RIME Model Performance

Utilities related to model performance improvement.

rime.tabular.performance.get_biggest_errors(df: DataFrame, model: TabularBlackBoxModel, labels: Series, n: int = 100, decision_threshold: float = 0.5, preds: Optional[ndarray] = None) List[Series]

Return the biggest errors.

Parameters:
  • df – dataframe to make predictions over.

  • model – model to use to make predictions.

  • labels – labels for data.

  • n – number of worst datapoints to return.

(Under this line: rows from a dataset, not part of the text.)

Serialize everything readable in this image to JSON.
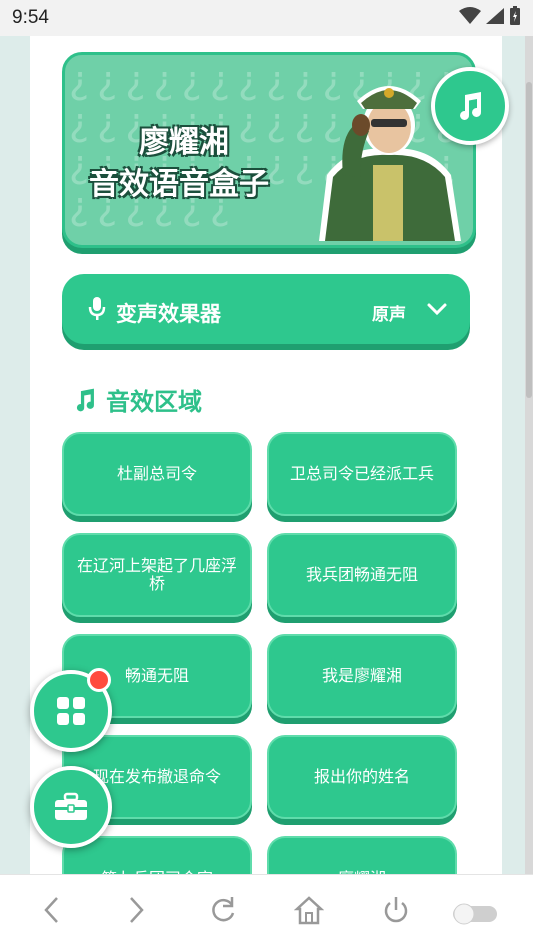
{
  "status_bar": {
    "time": "9:54"
  },
  "banner": {
    "title_line1": "廖耀湘",
    "title_line2": "音效语音盒子"
  },
  "voice_changer": {
    "label": "变声效果器",
    "value": "原声"
  },
  "section": {
    "title": "音效区域"
  },
  "sounds": [
    "杜副总司令",
    "卫总司令已经派工兵",
    "在辽河上架起了几座浮桥",
    "我兵团畅通无阻",
    "畅通无阻",
    "我是廖耀湘",
    "现在发布撤退命令",
    "报出你的姓名",
    "第九兵团司令官",
    "廖耀湘"
  ],
  "colors": {
    "accent": "#2ec88e",
    "accent_dark": "#1f9f70",
    "badge": "#ff4b3e"
  },
  "icons": [
    "music-note-icon",
    "mic-icon",
    "chevron-down-icon",
    "grid-icon",
    "toolbox-icon",
    "back-icon",
    "forward-icon",
    "refresh-icon",
    "home-icon",
    "power-icon",
    "toggle-icon"
  ]
}
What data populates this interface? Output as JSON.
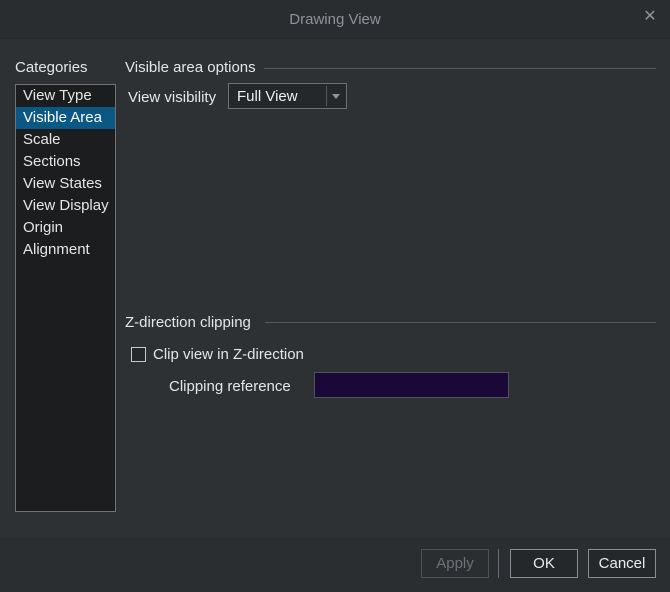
{
  "window": {
    "title": "Drawing View"
  },
  "categories": {
    "label": "Categories",
    "items": [
      {
        "label": "View Type",
        "selected": false
      },
      {
        "label": "Visible Area",
        "selected": true
      },
      {
        "label": "Scale",
        "selected": false
      },
      {
        "label": "Sections",
        "selected": false
      },
      {
        "label": "View States",
        "selected": false
      },
      {
        "label": "View Display",
        "selected": false
      },
      {
        "label": "Origin",
        "selected": false
      },
      {
        "label": "Alignment",
        "selected": false
      }
    ]
  },
  "visible_area": {
    "section_title": "Visible area options",
    "visibility_label": "View visibility",
    "visibility_value": "Full View"
  },
  "z_clipping": {
    "section_title": "Z-direction clipping",
    "clip_label": "Clip view in Z-direction",
    "clip_checked": false,
    "reference_label": "Clipping reference",
    "reference_value": ""
  },
  "buttons": {
    "apply": "Apply",
    "ok": "OK",
    "cancel": "Cancel"
  },
  "colors": {
    "selection": "#0b5884",
    "reference_box": "#190838"
  },
  "icons": {
    "close": "close-icon",
    "dropdown": "chevron-down-icon"
  }
}
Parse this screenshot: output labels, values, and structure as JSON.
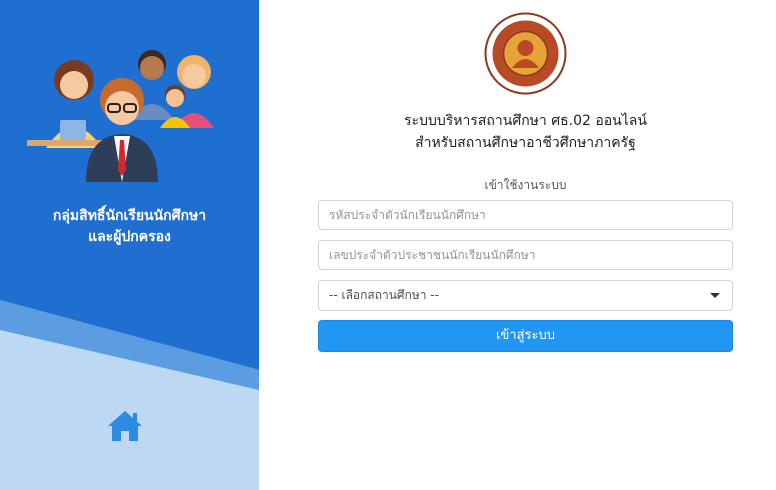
{
  "left_panel": {
    "title_line1": "กลุ่มสิทธิ์นักเรียนนักศึกษา",
    "title_line2": "และผู้ปกครอง",
    "home_icon": "home-icon",
    "hero_icon": "family-illustration",
    "colors": {
      "primary": "#1f6fd0",
      "light": "#bdd8f3",
      "stripe": "#5b9de0"
    }
  },
  "header": {
    "emblem_icon": "vocational-education-emblem",
    "title_line1": "ระบบบริหารสถานศึกษา ศธ.02 ออนไลน์",
    "title_line2": "สำหรับสถานศึกษาอาชีวศึกษาภาครัฐ"
  },
  "login": {
    "label": "เข้าใช้งานระบบ",
    "student_id_placeholder": "รหัสประจำตัวนักเรียนนักศึกษา",
    "citizen_id_placeholder": "เลขประจำตัวประชาชนนักเรียนนักศึกษา",
    "institution_select": "-- เลือกสถานศึกษา --",
    "submit_label": "เข้าสู่ระบบ",
    "button_color": "#2196f3"
  }
}
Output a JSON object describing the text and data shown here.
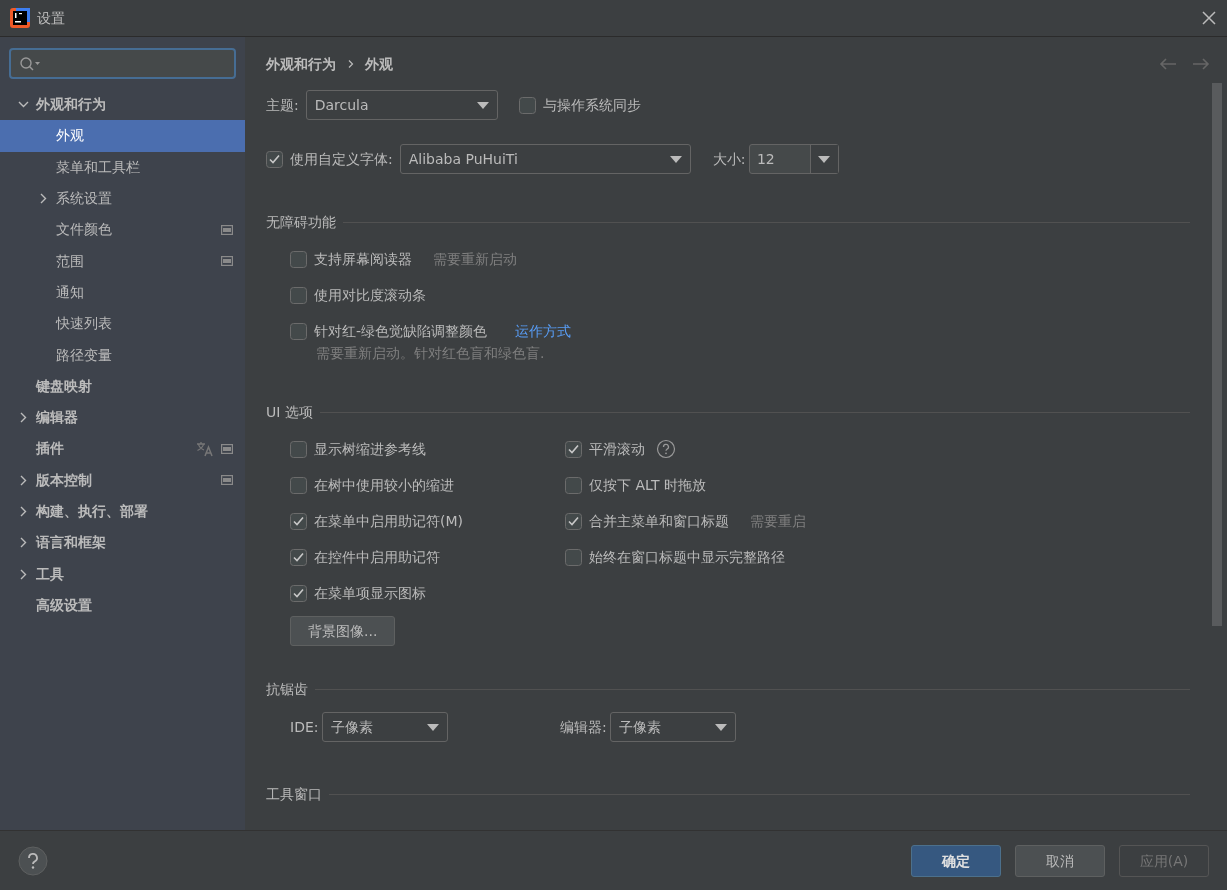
{
  "window": {
    "title": "设置"
  },
  "sidebar": {
    "items": [
      {
        "label": "外观和行为",
        "selected": false,
        "expanded": true,
        "children": [
          {
            "label": "外观",
            "selected": true
          },
          {
            "label": "菜单和工具栏",
            "selected": false
          },
          {
            "label": "系统设置",
            "selected": false,
            "expanded": false
          },
          {
            "label": "文件颜色",
            "selected": false,
            "project_scope": true
          },
          {
            "label": "范围",
            "selected": false,
            "project_scope": true
          },
          {
            "label": "通知",
            "selected": false
          },
          {
            "label": "快速列表",
            "selected": false
          },
          {
            "label": "路径变量",
            "selected": false
          }
        ]
      },
      {
        "label": "键盘映射",
        "selected": false
      },
      {
        "label": "编辑器",
        "selected": false,
        "expanded": false
      },
      {
        "label": "插件",
        "selected": false,
        "translated": true,
        "project_scope": true
      },
      {
        "label": "版本控制",
        "selected": false,
        "expanded": false,
        "project_scope": true
      },
      {
        "label": "构建、执行、部署",
        "selected": false,
        "expanded": false
      },
      {
        "label": "语言和框架",
        "selected": false,
        "expanded": false
      },
      {
        "label": "工具",
        "selected": false,
        "expanded": false
      },
      {
        "label": "高级设置",
        "selected": false
      }
    ]
  },
  "breadcrumb": [
    "外观和行为",
    "外观"
  ],
  "theme": {
    "label": "主题:",
    "value": "Darcula",
    "sync": {
      "label": "与操作系统同步",
      "checked": false
    }
  },
  "font": {
    "label": "使用自定义字体:",
    "checked": true,
    "value": "Alibaba PuHuiTi",
    "size_label": "大小:",
    "size": "12"
  },
  "sections": [
    {
      "title": "无障碍功能",
      "kind": "list",
      "items": [
        {
          "label": "支持屏幕阅读器",
          "checked": false,
          "note": "需要重新启动"
        },
        {
          "label": "使用对比度滚动条",
          "checked": false
        },
        {
          "label": "针对红-绿色觉缺陷调整颜色",
          "checked": false,
          "link": "运作方式",
          "hint": "需要重新启动。针对红色盲和绿色盲."
        }
      ]
    },
    {
      "title": "UI 选项",
      "kind": "columns",
      "columns": [
        [
          {
            "label": "显示树缩进参考线",
            "checked": false
          },
          {
            "label": "在树中使用较小的缩进",
            "checked": false
          },
          {
            "label": "在菜单中启用助记符(M)",
            "checked": true
          },
          {
            "label": "在控件中启用助记符",
            "checked": true
          },
          {
            "label": "在菜单项显示图标",
            "checked": true
          }
        ],
        [
          {
            "label": "平滑滚动",
            "checked": true,
            "help": true
          },
          {
            "label": "仅按下 ALT 时拖放",
            "checked": false
          },
          {
            "label": "合并主菜单和窗口标题",
            "checked": true,
            "note": "需要重启"
          },
          {
            "label": "始终在窗口标题中显示完整路径",
            "checked": false
          }
        ]
      ],
      "button": "背景图像..."
    },
    {
      "title": "抗锯齿",
      "kind": "dropdowns",
      "fields": [
        {
          "label": "IDE:",
          "value": "子像素"
        },
        {
          "label": "编辑器:",
          "value": "子像素"
        }
      ]
    },
    {
      "title": "工具窗口",
      "kind": "list"
    }
  ],
  "footer": {
    "buttons": [
      {
        "label": "确定",
        "primary": true,
        "disabled": false
      },
      {
        "label": "取消",
        "primary": false,
        "disabled": false
      },
      {
        "label": "应用(A)",
        "primary": false,
        "disabled": true
      }
    ]
  }
}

  • decision_threshold – decision threshold of the model. Only relevant for

  • classification. (binary) –

  • preds – predictions produced by the model. If specified, will use these predictions instead of calling the model. Defaults to None.

Returns:

A list of sorted Pandas series for largest errors. There are currently 3 situations: 1) Binary classification: Returns a list [x, y] where x is the false positives sorted by worst false positive rate and y is the false negatives sorted by worst false negative rate. 2) Multi-class classification case returns: [a] where a is the data sorted by cross entropy loss. 3) Regression case returns: [b] where b is the data sorted by L1 loss.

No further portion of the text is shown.